Nervosa, a loira agarrou o demente pelos braços e esfregou a flanela contra seu rosto aparvalhado, retirando as gotas de esperma que sobraram em volta dos lábios. O rapaz se debatia, mas nada podia fazer contra a mulher, que se impunha pela força física. Depois, a torturadora puxou de uma das paredes um soco inglês e desferiu um golpe que acertou em cheio o nariz do doente mental, que tombou sangrando, desmaiado.
Àquela altura, o medo de Franz atingira o paroxismo. Imaginara que seria a próxima vítima. Tentava devassar o que ocorria no outro recinto - sem sucesso, já que o corpanzil da mulher obstruía sua visão.
Com o demente desacordado, a torturadora escolheu uma das várias machadinhas existentes no quarto e, depois de despir o pobre diabo, arrancou-lhe o pênis - com prazer, e suas reações não deixavam dúvida quanto a isso.
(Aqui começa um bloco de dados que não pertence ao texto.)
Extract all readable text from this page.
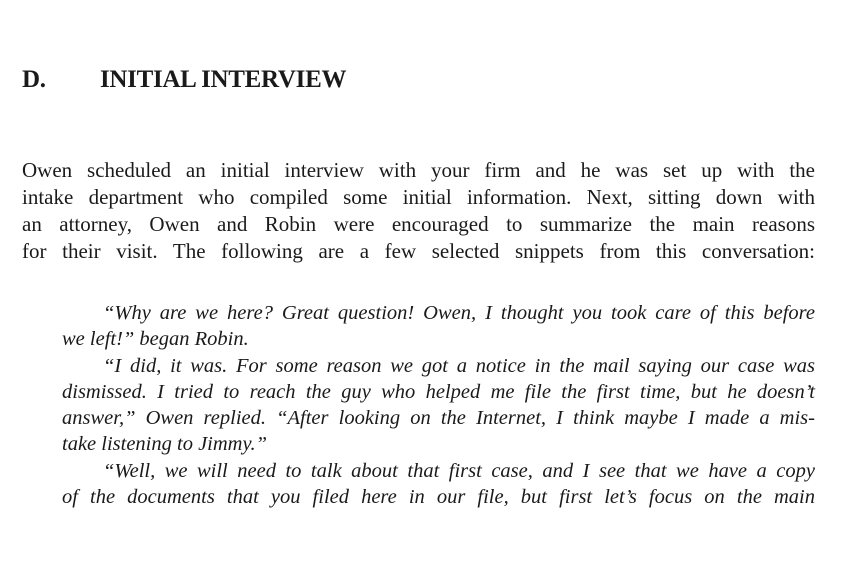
D. INITIAL INTERVIEW
Owen scheduled an initial interview with your firm and he was set up with the
intake department who compiled some initial information. Next, sitting down with
an attorney, Owen and Robin were encouraged to summarize the main reasons
for their visit. The following are a few selected snippets from this conversation:
“Why are we here? Great question! Owen, I thought you took care of this before
we left!” began Robin.
“I did, it was. For some reason we got a notice in the mail saying our case was
dismissed. I tried to reach the guy who helped me file the first time, but he doesn’t
answer,” Owen replied. “After looking on the Internet, I think maybe I made a mis-
take listening to Jimmy.”
“Well, we will need to talk about that first case, and I see that we have a copy
of the documents that you filed here in our file, but first let’s focus on the main
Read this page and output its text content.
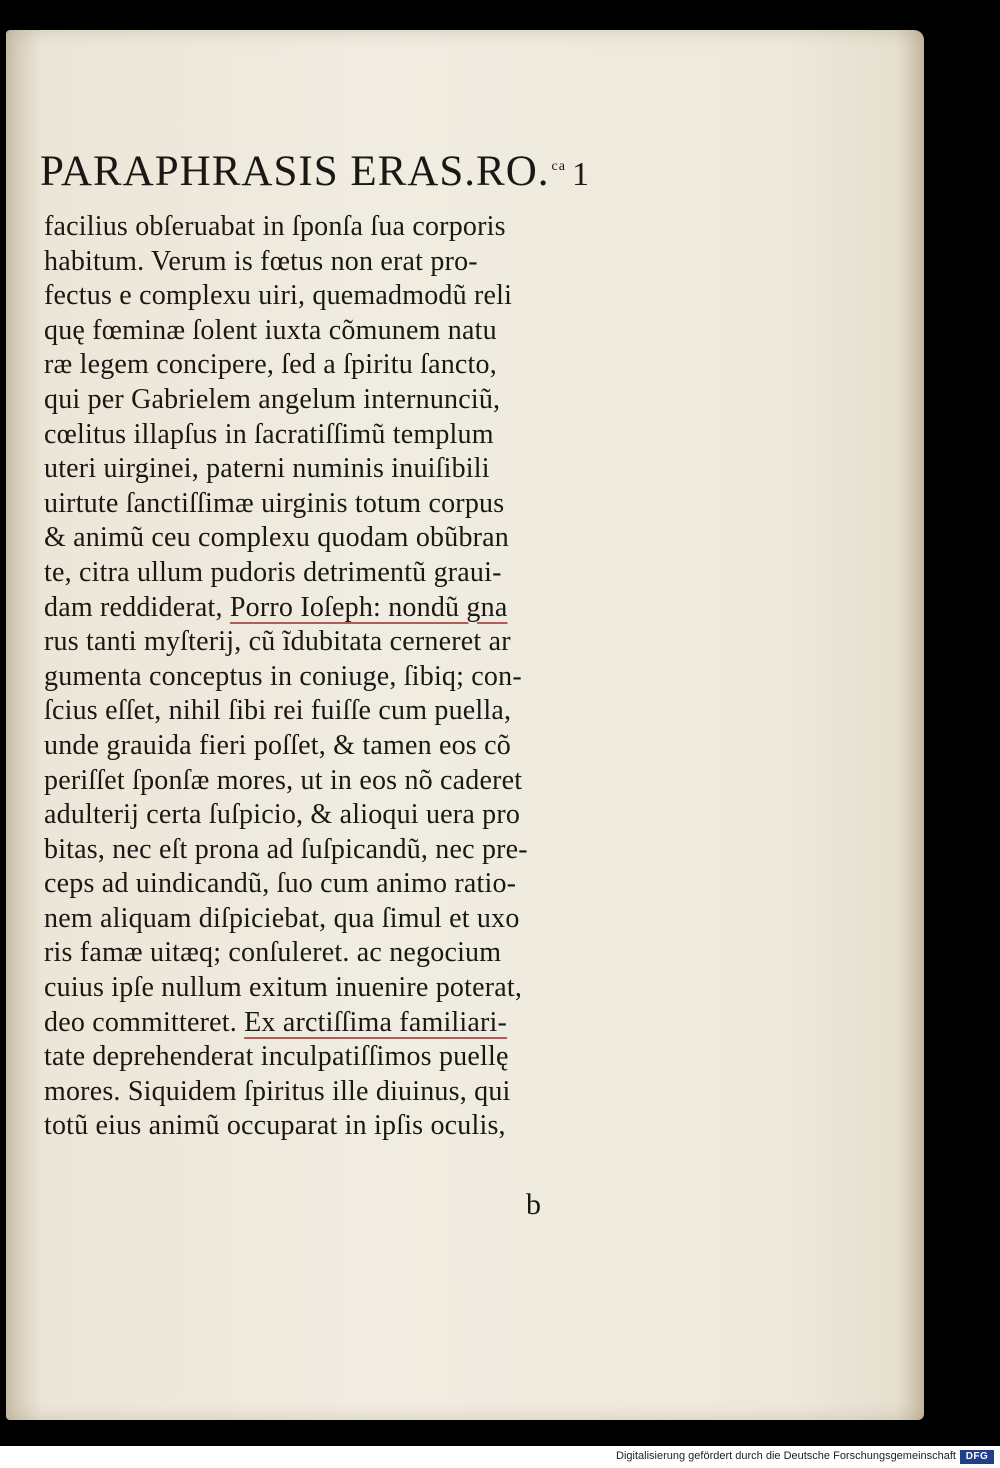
PARAPHRASIS ERAS.RO. $^{ca}$ 1
facilius obſeruabat in ſponſa ſua corporis
habitum. Verum is fœtus non erat pro-
fectus e complexu uiri, quemadmodũ reli
quę fœminæ ſolent iuxta cõmunem natu
ræ legem concipere, ſed a ſpiritu ſancto,
qui per Gabrielem angelum internunciũ,
cœlitus illapſus in ſacratiſſimũ templum
uteri uirginei, paterni numinis inuiſibili
uirtute ſanctiſſimæ uirginis totum corpus
& animũ ceu complexu quodam obũbran
te, citra ullum pudoris detrimentũ graui-
dam reddiderat, Porro Ioſeph: nondũ gna
rus tanti myſterij, cũ ĩdubitata cerneret ar
gumenta conceptus in coniuge, ſibiq; con-
ſcius eſſet, nihil ſibi rei fuiſſe cum puella,
unde grauida fieri poſſet, & tamen eos cõ
periſſet ſponſæ mores, ut in eos nõ caderet
adulterij certa ſuſpicio, & alioqui uera pro
bitas, nec eſt prona ad ſuſpicandũ, nec pre-
ceps ad uindicandũ, ſuo cum animo ratio-
nem aliquam diſpiciebat, qua ſimul et uxo
ris famæ uitæq; conſuleret. ac negocium
cuius ipſe nullum exitum inuenire poterat,
deo committeret. Ex arctiſſima familiari-
tate deprehenderat inculpatiſſimos puellę
mores. Siquidem ſpiritus ille diuinus, qui
totũ eius animũ occuparat in ipſis oculis,
b
Digitalisierung gefördert durch die Deutsche Forschungsgemeinschaft DFG
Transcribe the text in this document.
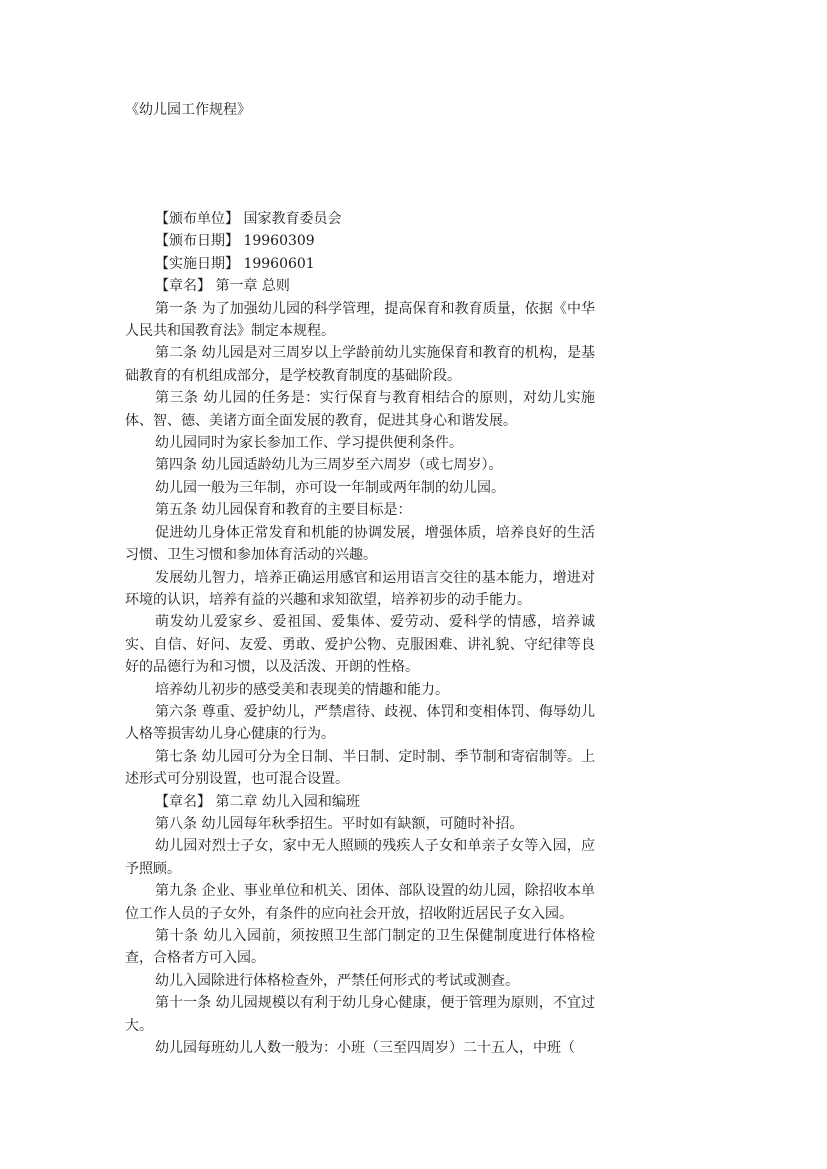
《幼儿园工作规程》

【颁布单位】 国家教育委员会

【颁布日期】 19960309

【实施日期】 19960601

【章名】 第一章 总则

第一条 为了加强幼儿园的科学管理，提高保育和教育质量，依据《中华人民共和国教育法》制定本规程。

第二条 幼儿园是对三周岁以上学龄前幼儿实施保育和教育的机构，是基础教育的有机组成部分，是学校教育制度的基础阶段。

第三条 幼儿园的任务是：实行保育与教育相结合的原则，对幼儿实施体、智、德、美诸方面全面发展的教育，促进其身心和谐发展。

幼儿园同时为家长参加工作、学习提供便利条件。

第四条 幼儿园适龄幼儿为三周岁至六周岁（或七周岁）。

幼儿园一般为三年制，亦可设一年制或两年制的幼儿园。

第五条 幼儿园保育和教育的主要目标是：

促进幼儿身体正常发育和机能的协调发展，增强体质，培养良好的生活习惯、卫生习惯和参加体育活动的兴趣。

发展幼儿智力，培养正确运用感官和运用语言交往的基本能力，增进对环境的认识，培养有益的兴趣和求知欲望，培养初步的动手能力。

萌发幼儿爱家乡、爱祖国、爱集体、爱劳动、爱科学的情感，培养诚实、自信、好问、友爱、勇敢、爱护公物、克服困难、讲礼貌、守纪律等良好的品德行为和习惯，以及活泼、开朗的性格。

培养幼儿初步的感受美和表现美的情趣和能力。

第六条 尊重、爱护幼儿，严禁虐待、歧视、体罚和变相体罚、侮辱幼儿人格等损害幼儿身心健康的行为。

第七条 幼儿园可分为全日制、半日制、定时制、季节制和寄宿制等。上述形式可分别设置，也可混合设置。

【章名】 第二章 幼儿入园和编班

第八条 幼儿园每年秋季招生。平时如有缺额，可随时补招。

幼儿园对烈士子女，家中无人照顾的残疾人子女和单亲子女等入园，应予照顾。

第九条 企业、事业单位和机关、团体、部队设置的幼儿园，除招收本单位工作人员的子女外，有条件的应向社会开放，招收附近居民子女入园。

第十条 幼儿入园前，须按照卫生部门制定的卫生保健制度进行体格检查，合格者方可入园。

幼儿入园除进行体格检查外，严禁任何形式的考试或测查。

第十一条 幼儿园规模以有利于幼儿身心健康，便于管理为原则，不宜过大。

幼儿园每班幼儿人数一般为：小班（三至四周岁）二十五人，中班（
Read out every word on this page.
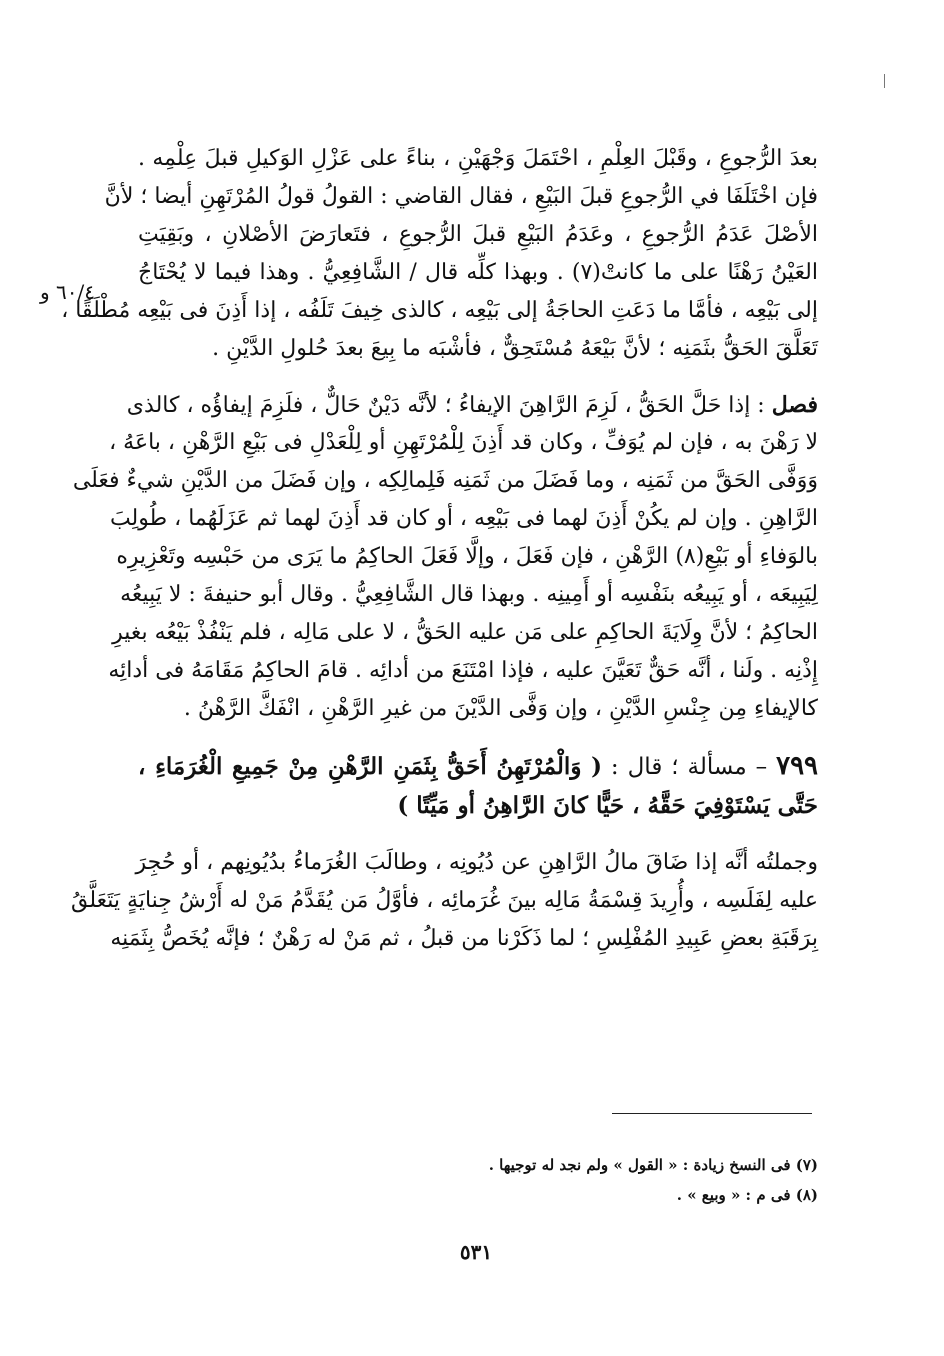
٦٠/٤ و
بعدَ الرُّجوعِ ، وقَبْلَ العِلْمِ ، احْتَمَلَ وَجْهَيْنِ ، بناءً على عَزْلِ الوَكيلِ قبلَ عِلْمِه .
فإن اخْتَلَفَا في الرُّجوعِ قبلَ البَيْعِ ، فقال القاضي : القولُ قولُ المُرْتَهِنِ أيضا ؛ لأنَّ
الأصْلَ عَدَمُ الرُّجوعِ ، وعَدَمُ البَيْعِ قبلَ الرُّجوعِ ، فتَعارَضَ الأصْلانِ ، وبَقِيَتِ
العَيْنُ رَهْنًا على ما كانتْ(٧) . وبهذا كلِّه قال / الشَّافِعِيُّ . وهذا فيما لا يُحْتَاجُ
إلى بَيْعِه ، فأمَّا ما دَعَتِ الحاجَةُ إلى بَيْعِه ، كالذى خِيفَ تَلَفُه ، إذا أَذِنَ فى بَيْعِه مُطْلَقًا ،
تَعَلَّقَ الحَقُّ بثَمَنِه ؛ لأنَّ بَيْعَهُ مُسْتَحِقٌّ ، فأشْبَه ما بِيعَ بعدَ حُلولِ الدَّيْنِ .
فصل : إذا حَلَّ الحَقُّ ، لَزِمَ الرَّاهِنَ الإيفاءُ ؛ لأنَّه دَيْنٌ حَالٌّ ، فلَزِمَ إيفاؤُه ، كالذى
لا رَهْنَ به ، فإن لم يُوَفِّ ، وكان قد أَذِنَ لِلْمُرْتَهِنِ أو لِلْعَدْلِ فى بَيْعِ الرَّهْنِ ، باعَهُ ،
وَوَفَّى الحَقَّ من ثَمَنِه ، وما فَضَلَ من ثَمَنِه فَلِمالِكِه ، وإن فَضَلَ من الدَّيْنِ شيءٌ فعَلَى
الرَّاهِنِ . وإن لم يكُنْ أَذِنَ لهما فى بَيْعِه ، أو كان قد أَذِنَ لهما ثم عَزَلَهُما ، طُولِبَ
بالوَفاءِ أو بَيْعِ(٨) الرَّهْنِ ، فإن فَعَلَ ، وإلَّا فَعَلَ الحاكِمُ ما يَرَى من حَبْسِه وتَعْزِيرِه
لِيَبِيعَه ، أو يَبِيعُه بنَفْسِه أو أَمِينِه . وبهذا قال الشَّافِعِيُّ . وقال أبو حنيفةَ : لا يَبِيعُه
الحاكِمُ ؛ لأنَّ وِلَايَةَ الحاكِمِ على مَن عليه الحَقُّ ، لا على مَالِه ، فلم يَنْفُذْ بَيْعُه بغيرِ
إِذْنِه . ولَنا ، أنَّه حَقٌّ تَعَيَّنَ عليه ، فإذا امْتَنَعَ من أدائِه . قامَ الحاكِمُ مَقَامَهُ فى أدائِه
كالإيفاءِ مِن جِنْسِ الدَّيْنِ ، وإن وَفَّى الدَّيْنَ من غيرِ الرَّهْنِ ، انْفَكَّ الرَّهْنُ .
٧٩٩ – مسألة ؛ قال : ( وَالْمُرْتَهِنُ أَحَقُّ بِثَمَنِ الرَّهْنِ مِنْ جَمِيعِ الْغُرَمَاءِ ،
حَتَّى يَسْتَوْفِيَ حَقَّهُ ، حَيًّا كانَ الرَّاهِنُ أو مَيِّتًا )
وجملتُه أنَّه إذا ضَاقَ مالُ الرَّاهِنِ عن دُيُونِه ، وطالَبَ الغُرَماءُ بدُيُونِهم ، أو حُجِرَ
عليه لِفَلَسِه ، وأُرِيدَ قِسْمَةُ مَالِه بينَ غُرَمائِه ، فأوَّلُ مَن يُقَدَّمُ مَنْ له أَرْشُ جِنايَةٍ يَتَعَلَّقُ
بِرَقَبَةِ بعضِ عَبِيدِ المُفْلِسِ ؛ لما ذَكَرْنا من قبلُ ، ثم مَنْ له رَهْنٌ ؛ فإنَّه يُخَصُّ بِثَمَنِه
(٧) فى النسخ زيادة : « القول » ولم نجد له توجيها .
(٨) فى م : « وبيع » .
٥٣١
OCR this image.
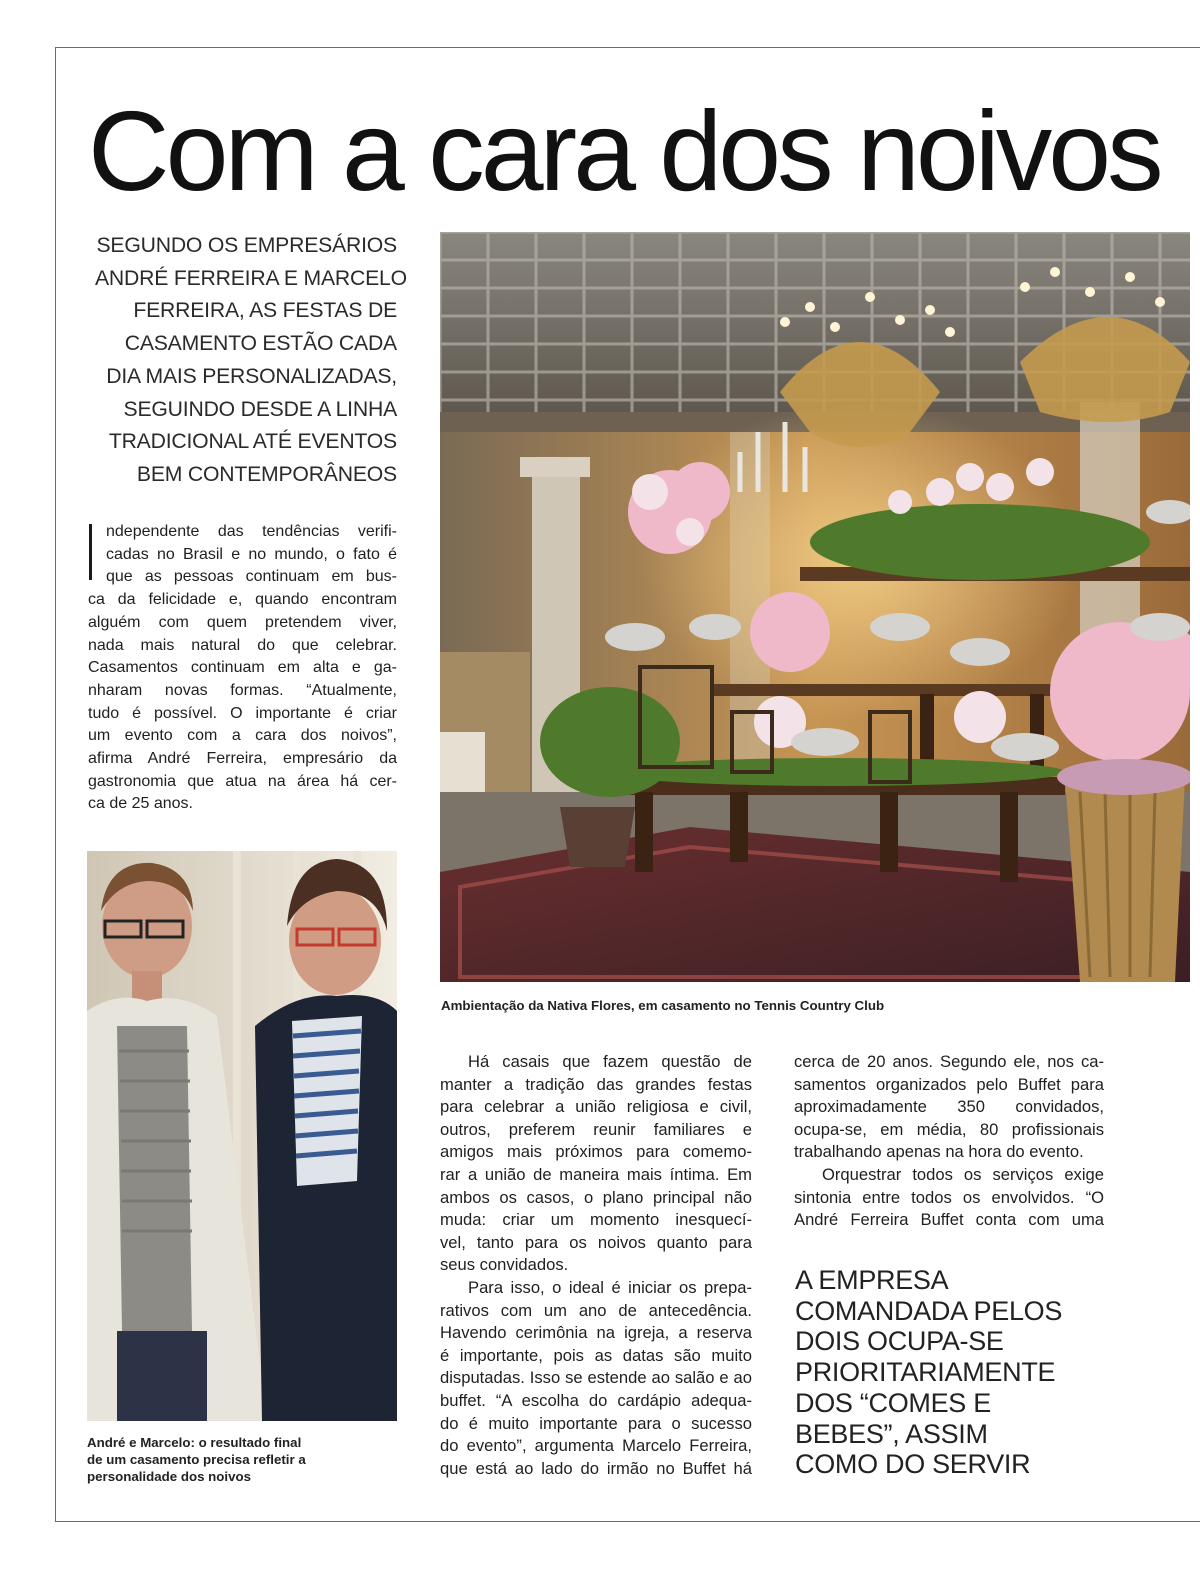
Com a cara dos noivos
SEGUNDO OS EMPRESÁRIOS
ANDRÉ FERREIRA E MARCELO
FERREIRA, AS FESTAS DE
CASAMENTO ESTÃO CADA
DIA MAIS PERSONALIZADAS,
SEGUINDO DESDE A LINHA
TRADICIONAL ATÉ EVENTOS
BEM CONTEMPORÂNEOS
ndependente das tendências verifi-
cadas no Brasil e no mundo, o fato é
que as pessoas continuam em bus-
ca da felicidade e, quando encontram
alguém com quem pretendem viver,
nada mais natural do que celebrar.
Casamentos continuam em alta e ga-
nharam novas formas. “Atualmente,
tudo é possível. O importante é criar
um evento com a cara dos noivos”,
afirma André Ferreira, empresário da
gastronomia que atua na área há cer-
ca de 25 anos.
Ambientação da Nativa Flores, em casamento no Tennis Country Club
André e Marcelo: o resultado final
de um casamento precisa refletir a
personalidade dos noivos
Há casais que fazem questão de
manter a tradição das grandes festas
para celebrar a união religiosa e civil,
outros, preferem reunir familiares e
amigos mais próximos para comemo-
rar a união de maneira mais íntima. Em
ambos os casos, o plano principal não
muda: criar um momento inesquecí-
vel, tanto para os noivos quanto para
seus convidados.
Para isso, o ideal é iniciar os prepa-
rativos com um ano de antecedência.
Havendo cerimônia na igreja, a reserva
é importante, pois as datas são muito
disputadas. Isso se estende ao salão e ao
buffet. “A escolha do cardápio adequa-
do é muito importante para o sucesso
do evento”, argumenta Marcelo Ferreira,
que está ao lado do irmão no Buffet há
cerca de 20 anos. Segundo ele, nos ca-
samentos organizados pelo Buffet para
aproximadamente 350 convidados,
ocupa-se, em média, 80 profissionais
trabalhando apenas na hora do evento.
Orquestrar todos os serviços exige
sintonia entre todos os envolvidos. “O
André Ferreira Buffet conta com uma
A EMPRESA
COMANDADA PELOS
DOIS OCUPA-SE
PRIORITARIAMENTE
DOS “COMES E
BEBES”, ASSIM
COMO DO SERVIR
Encharcado de sangue, o jovem voltou a si - se assim se pode dizer de um esquizofrênico - e pôs-se a se contorcer e gemer.
O passo seguinte do verdugo fêmea estremeceu Franz. Ela recolheu o pênis e, indo em direção ao médico, fez menção de que ele deveria comer a asquerosa iguaria. No entanto, antes que concretizasse seu doentio intento, a mulher parou, como se lembrasse algo importante. Virou-se e, em pânico, correu em direção ao quarto contíguo.
Agora Franz podia ver o que se passava além da porta de ferro. A bem da verdade, não era um quarto o que o umbral da morte escondia, mas uma cozinha - uma dessas que se vêem em casas urbanas de classe média, com todo tipo de utensílios. Abaixada junto ao fogão, a loira abraçava uma criança de não mais que 3 anos de idade. Acima, uma panela expelia fumaça. Por pouco, a água fervente não banhara em dor o corpo da menina.
- Minha queridinha. Mamãe nunca se perdoaria se você se machucasse. Mamãe te ama, tá?
Ao ouvir tais palavras, o desalento consumiu Franz e, paralelamente, franqueou-lhe acesso às memórias que restavam perdidas. Não era mesmo capaz de compreender as razões da alma humana. Não que fosse maniqueísta, mas pensava que até as contradições teriam vergonha do excesso. Imaginou que a exceção de seu pai só servia para confirmar a regra. Enganara-se. Sabia agora que dali não escaparia com vida. Assim como quando revelou ser homossexual e viu o namorado ser assassinado pelas mãos do probo e religioso genitor, agora tinha certeza de que há dias em que melhor seria morrer.